By 1929, the whole family, including Marie, were in Prague. In Struhařov, Marie had married a schoolteacher, František Johanis, and, in 1929, he took on a teaching position in Prague. Josef married Anna (née Kreisslová, born 12 September 1903) on 14 February 1928 and their daughter Eva was born on 23 May 1929. Josef was also the loving uncle of his nephew Luboš, Marie‘s son, who always remembered his uncle as an exceptionally kind, generous, active, and enteprising man. They were a close extended family. Photos exist of family trips to a spa in Moravia and a mountain resort in Slovakia.  

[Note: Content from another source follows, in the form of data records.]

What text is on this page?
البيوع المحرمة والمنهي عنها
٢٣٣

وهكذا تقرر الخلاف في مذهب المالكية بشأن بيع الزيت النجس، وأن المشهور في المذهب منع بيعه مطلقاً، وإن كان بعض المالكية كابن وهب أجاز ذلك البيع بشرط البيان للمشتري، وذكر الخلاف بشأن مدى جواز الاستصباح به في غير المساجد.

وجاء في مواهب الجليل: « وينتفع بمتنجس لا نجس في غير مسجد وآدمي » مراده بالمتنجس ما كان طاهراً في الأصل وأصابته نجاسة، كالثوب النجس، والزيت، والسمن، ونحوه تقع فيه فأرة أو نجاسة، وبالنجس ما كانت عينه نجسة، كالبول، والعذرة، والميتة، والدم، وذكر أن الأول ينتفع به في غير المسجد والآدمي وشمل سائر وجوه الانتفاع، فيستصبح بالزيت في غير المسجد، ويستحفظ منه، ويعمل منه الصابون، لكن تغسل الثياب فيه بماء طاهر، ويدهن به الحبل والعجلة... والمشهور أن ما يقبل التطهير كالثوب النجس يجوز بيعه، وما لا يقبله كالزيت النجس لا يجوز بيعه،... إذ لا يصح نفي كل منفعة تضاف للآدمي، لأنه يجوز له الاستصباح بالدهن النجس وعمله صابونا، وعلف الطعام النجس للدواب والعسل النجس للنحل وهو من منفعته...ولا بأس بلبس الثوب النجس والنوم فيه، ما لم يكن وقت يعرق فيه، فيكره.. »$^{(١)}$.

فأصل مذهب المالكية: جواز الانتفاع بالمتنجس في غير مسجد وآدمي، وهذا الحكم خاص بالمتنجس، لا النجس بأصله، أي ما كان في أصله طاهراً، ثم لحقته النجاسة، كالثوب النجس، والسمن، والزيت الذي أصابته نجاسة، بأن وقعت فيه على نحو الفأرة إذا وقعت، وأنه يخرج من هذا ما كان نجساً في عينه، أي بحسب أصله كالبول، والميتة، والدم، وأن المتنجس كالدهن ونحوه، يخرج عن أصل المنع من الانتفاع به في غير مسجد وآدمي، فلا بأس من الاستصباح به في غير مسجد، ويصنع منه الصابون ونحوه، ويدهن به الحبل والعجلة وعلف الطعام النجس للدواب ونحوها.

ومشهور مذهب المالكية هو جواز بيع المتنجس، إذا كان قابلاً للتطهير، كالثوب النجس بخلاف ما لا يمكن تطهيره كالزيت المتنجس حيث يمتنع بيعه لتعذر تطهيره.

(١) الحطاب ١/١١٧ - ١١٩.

In March 1939, with the start of the Nazi occupation of Czechoslovakia, the persecution of Jews began. Josef and Anna applied for passports and wanted to emigrate, but it was too late. Unlike his parents and his brother Arnošt, who remained single and lived with his parents, Josef and his family did not have to move from the home they rented in Prague until they were forced to take part in the E transport from Prague to the Łódź Ghetto on 3 November 1941. They arrived in Łódź the following day. Official lists show that the family, along with others from the transport, was first housed in a so-called  “kolektyw“ (vide) – a collective – at Jakuba 10 Street.

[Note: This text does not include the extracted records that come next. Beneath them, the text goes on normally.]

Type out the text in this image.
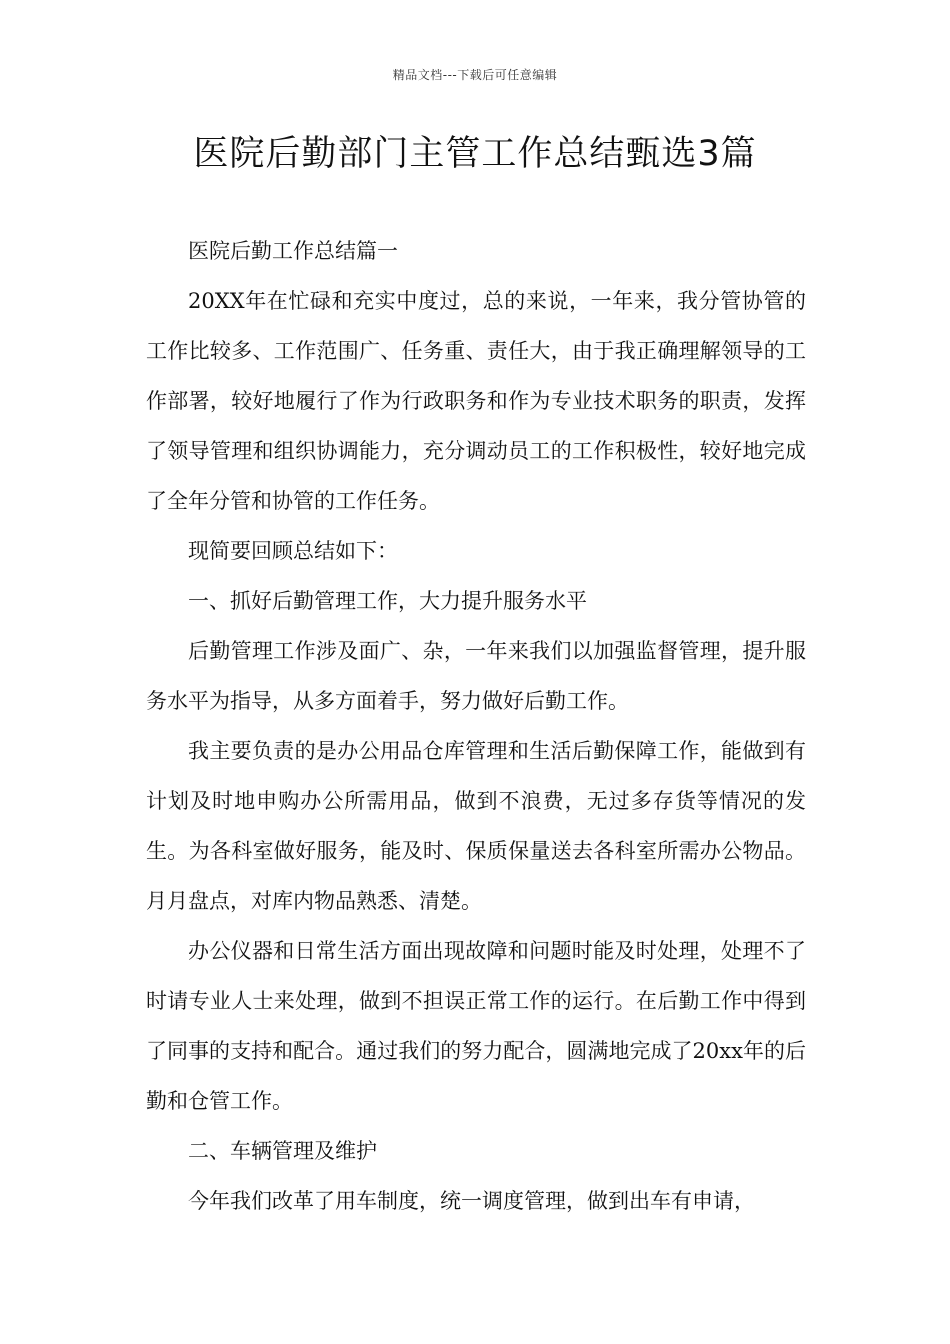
精品文档---下载后可任意编辑
医院后勤部门主管工作总结甄选3篇

医院后勤工作总结篇一

20XX年在忙碌和充实中度过，总的来说，一年来，我分管协管的工作比较多、工作范围广、任务重、责任大，由于我正确理解领导的工作部署，较好地履行了作为行政职务和作为专业技术职务的职责，发挥了领导管理和组织协调能力，充分调动员工的工作积极性，较好地完成了全年分管和协管的工作任务。

现简要回顾总结如下：

一、抓好后勤管理工作，大力提升服务水平

后勤管理工作涉及面广、杂，一年来我们以加强监督管理，提升服务水平为指导，从多方面着手，努力做好后勤工作。

我主要负责的是办公用品仓库管理和生活后勤保障工作，能做到有计划及时地申购办公所需用品，做到不浪费，无过多存货等情况的发生。为各科室做好服务，能及时、保质保量送去各科室所需办公物品。月月盘点，对库内物品熟悉、清楚。

办公仪器和日常生活方面出现故障和问题时能及时处理，处理不了时请专业人士来处理，做到不担误正常工作的运行。在后勤工作中得到了同事的支持和配合。通过我们的努力配合，圆满地完成了20xx年的后勤和仓管工作。

二、车辆管理及维护

今年我们改革了用车制度，统一调度管理，做到出车有申请，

Half of the Czech ghetto Jews died that winter, which was particularly harsh. Researchers know that Anna and Eva survived the winter, because a letter dated 2 May 1942 asked the Łódź Ghetto resettlement commitee for a temporary exemption from a planned deportation the next day. Anna Brumlíková’s name was one of the seven signatures on the letter.  The reason for seeking the exemption, according to the letter,  was that Anna was “acutely ill.“ The request was denied.  According to The Chronicle of the Łódź Ghetto (vide) , on May 3 the people were to gather at the Central Prison (vide). They were deported to Chełmno (vide) the following day. Anna and Eva were on the transport list, and it appears they died on that same day.

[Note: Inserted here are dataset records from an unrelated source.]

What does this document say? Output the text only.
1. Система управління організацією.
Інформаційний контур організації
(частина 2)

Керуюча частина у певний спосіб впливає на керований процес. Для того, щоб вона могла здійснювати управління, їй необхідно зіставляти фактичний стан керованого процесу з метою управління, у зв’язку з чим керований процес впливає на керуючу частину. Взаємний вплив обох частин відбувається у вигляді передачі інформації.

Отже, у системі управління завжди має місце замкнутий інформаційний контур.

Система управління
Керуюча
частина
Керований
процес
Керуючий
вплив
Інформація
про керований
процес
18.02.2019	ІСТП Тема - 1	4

It is not known what happened to Josef. There are no records of his death. He may have died in Łódź. His name is not in the cemetery registry records, but these documents are not complete. He may have been deported to a death camp during the final days of the Łódź Ghetto, when lists of deportees were no longer being made.

Marie and Rudolf survived. They had non-Jewish spouses, and, thus, were spared the worst of the Nazi terror. Their children were not deported because they were designated as being a “mixed-race,“ or “mischling,“ by the Nazis, and were registered as Christians at birth. The grandparents, Karel and Albína, were deported to the Theresienstadt Ghetto, in Terezín, near Prague, on 24 October 1942. Despite their age, they survived and were liberated in Terezín on 8 May 1945. Karel died soon after. Arnošt was also deported to Terezín, on 13 July 1942, and, from there, sent to Auschwitz (vide) on 6 September 1943. He probably died the night of 8-9 May 1944, along with nearly 4,000 other Czechs from thattransport.

In 2025, Stolpersteine memorial stones were placed in Prague at Kladenská 3, where Josef, Anna, and Eva lived before their deportation, and at Ovenecká 17, where Karel, Albína, and Arnošt lived and operated their butcher shop.